À l’étranger, l’interdiction de séjour sur le sol états-unien du philosophe et théologien Tariq Ramadan, décidée par le département pour la Sécurité de la patrie de Tom Ridge en raison de la menace terroriste qu’il représente (sic), privera des milliers d’intellectuels d’un autre point de vue alternatif, d’une voix de médiation précieuse. Là encore on ne peut que déplorer l’état de la « démocratie » états-unienne. En effet, comment espèrent-ils convaincre les pays musulmans qu’ils vont les accompagner vers la démocratie alors qu’ils ne laissent pas leurs penseurs les plus brillants s’exprimer chez eux ?
Le Daily Star de Beyrouth publie un texte de Jonathan Laurence de la Brookings Institution qui va en ce sens.
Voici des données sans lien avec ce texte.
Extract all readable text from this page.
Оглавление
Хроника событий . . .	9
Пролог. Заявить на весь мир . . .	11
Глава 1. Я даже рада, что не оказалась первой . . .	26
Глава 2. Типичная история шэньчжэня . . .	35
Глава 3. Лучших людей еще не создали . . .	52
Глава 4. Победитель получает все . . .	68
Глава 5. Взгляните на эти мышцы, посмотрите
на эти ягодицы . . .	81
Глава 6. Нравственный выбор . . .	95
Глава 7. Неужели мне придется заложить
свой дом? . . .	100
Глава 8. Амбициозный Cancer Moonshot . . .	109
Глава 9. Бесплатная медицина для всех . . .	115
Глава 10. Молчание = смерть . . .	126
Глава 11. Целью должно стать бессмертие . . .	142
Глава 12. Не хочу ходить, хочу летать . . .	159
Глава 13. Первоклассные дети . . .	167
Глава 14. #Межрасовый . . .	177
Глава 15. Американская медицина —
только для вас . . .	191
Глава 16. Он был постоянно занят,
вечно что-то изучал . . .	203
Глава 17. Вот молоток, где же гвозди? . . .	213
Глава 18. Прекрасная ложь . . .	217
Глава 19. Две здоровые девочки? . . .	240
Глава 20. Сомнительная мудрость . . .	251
On comprend bien qu’un institut dont la raison d’être économique dépend de l’image des États-Unis à l’étranger déplore une telle décision, mais on aimerait entendre le même discours au sujet des agressions militaires et ingérences à l’encontre des pays arabes. Dans le même quotidien, l’un de ses rédacteurs en chef, Hicham Chehab, proteste mollement contre la décision, avant de rappeler qu’il est tout de même du côté des puissants et de la soumission intellectuelle. C’est bien ce que souligne une voix indépendante, celle Diana E. Leck dans le Boston Globe : lorsque Condoleezza Rice demande que les musulmans « modérés » soient soutenus, elle entend par là ceux qui relaient la voix de leur maître.
Le Los Angeles Times, qui mène en ce moment la charge dans la fausse affaire de l’espion israélien au Pentagone, en réalité destinée à préparer la reprise en main par les États-Unis de la politique israélienne, jongle de son côté avec les deux courants impérialistes. Alors que le fin stratège William Arkin tire sa révérence aux lecteurs en résumant son analyse distillée au fil des articles dans le quotidien phare de la côte Ouest, Max Boot prend soin de justifier à l’avance une nouvelle escalade de la violence en Irak, avec tous les arguments dont il dispose comme de leurs contraires : c’est calculé, affirme-t-il sans rire, pour peser sur l’issue du scrutin présidentiel aux États-Unis en faveur de John Kerry. Mais cela pourrait bien produire l’effet inverse. Max Boot n’est certain que d’une chose : en écrivant cela, il sera du bon côté quoi qu’il arrive.